I am amazed that these parties, all of whom have had plenty of time in Government, have not thought to set up their own processes in the last 30 years. Yet another case of 'It doesn't apply to us, we're special'.

Very special.

Anonymous said...

Sounds uncomfortably like the Roman Catholic Church tanners:

"If it is a disciplinary but not criminal matter" - begs the question: who exactly decides that?

Perhaps, after present imbroglio, Pell could advise? But I do get it. This is another of those "public/private" morality questions, raised a few posts ago.

Didn't agree with the particular shade of grey being proposed then, either.


Anonymous said...

Yeah. I have been harassed in a job interview. I chose not to take it further (police or reporting him) but I did stand up and walk out. LE

2 tanners said...

Just to clarify, the complainant or the nature of the complaint decides if the police are appropriate. Staying well away from BJ, sleazy remarks might have no possible criminal repercussions whereas a huge bawling out might constitute criminal assault. In either case, if the complainant's sole aim is to stop the behaviour, the police are not appropriate in the first instance. The police are also not appropriate if the complainant is thinking about bringing a civil case against the alleged perpetrator. (LE or someone else closer to the law than I am might have better/more accurate examples.)

BTW, following on from kvd's scepticism about the public/private morality question, who gets to decide, and why? Jim's example is lovely, but ignores the fact that any manager is implicitly expected to protect the organisation. The shortcut is to protect the person accused, thereby allowing the organisation to deny responsibility by denying the incident.

Does sound uncomfortably like the Catholic Church, kvd.

Anonymous said...

Yes, now I've calmed down a bit (sorry Jim) I would "plus one" for tanners' comment.

There is an inherent bias in any internal process which is absolutely geared to the perpetuation of the organisation. That is stating the blindingly obvious - but any review of review procedures should start from that as a given, so how to progress? Waiting for some useful suggestions.

Well done to you LE. If we ever get past this present over-reaction, I hope things get better for my children and now grandchildren.


Jim Belshaw said...

Hi all. Been tied up and have just got back here.

I would agree about the protect the organisation bit. We have all seen it in operation. However, it is possible to have effective complaints procedures.

My most direct experience here, one that I drew from in the original post, was as CEO of a specialist medical college.

The first issue was an appeal by a student against a decision of the College's education wing that had spilled over into threatened legal action based on damage and a breach of natural justice. The problem here was that this was the first ever such an appeal and there were no processes or principles in place for managing it. So these had to be developed.

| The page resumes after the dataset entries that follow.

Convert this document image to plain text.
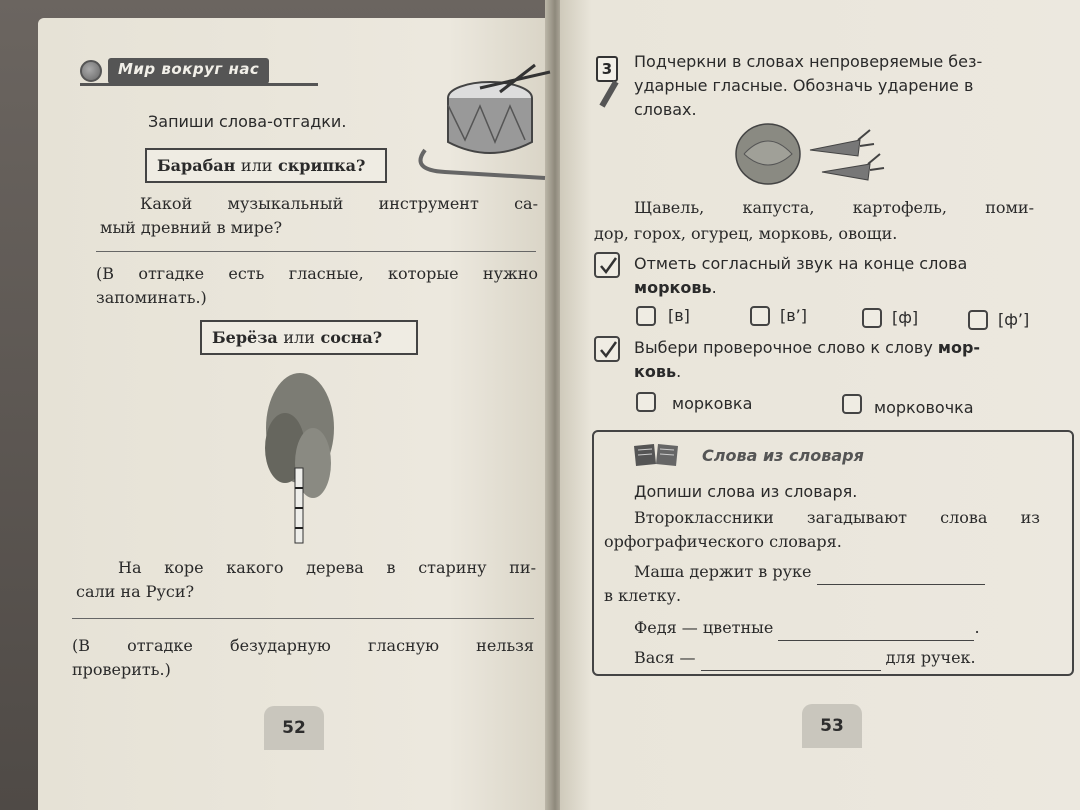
Мир вокруг нас
Запиши слова-отгадки.
Барабан или скрипка?
Какой музыкальный инструмент са-
мый древний в мире?
(В отгадке есть гласные, которые нужно
запоминать.)
Берёза или сосна?
На коре какого дерева в старину пи-
сали на Руси?
(В отгадке безударную гласную нельзя
проверить.)
52
3	Подчеркни в словах непроверяемые без-
ударные гласные. Обозначь ударение в
словах.
Щавель, капуста, картофель, поми-
дор, горох, огурец, морковь, овощи.
Отметь согласный звук на конце слова
морковь.
[в]	[в’]	[ф]	[ф’]
Выбери проверочное слово к слову мор-
ковь.
морковка	морковочка
Слова из словаря
Допиши слова из словаря.
Второклассники загадывают слова из
орфографического словаря.
Маша держит в руке
в клетку.
Федя — цветные	.
Вася —	для ручек.
53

The second issue was the handling of complaints by patients against college fellows. All such complaints came to me. Most came by phone. It was absolutely critical here on both ethical and practical grounds that I not act to protect college or fellows by blocking or even discouraging the complaint. Equally, it was not my job to make judgements about the complaint. Rather, I listened empathetically, asked questions and took notes. I then provided factual objective advice on the the complaint processes open to the complainant within the college or the State medical bodies.

In most cases people just wanted someone to talk too and there was no further action.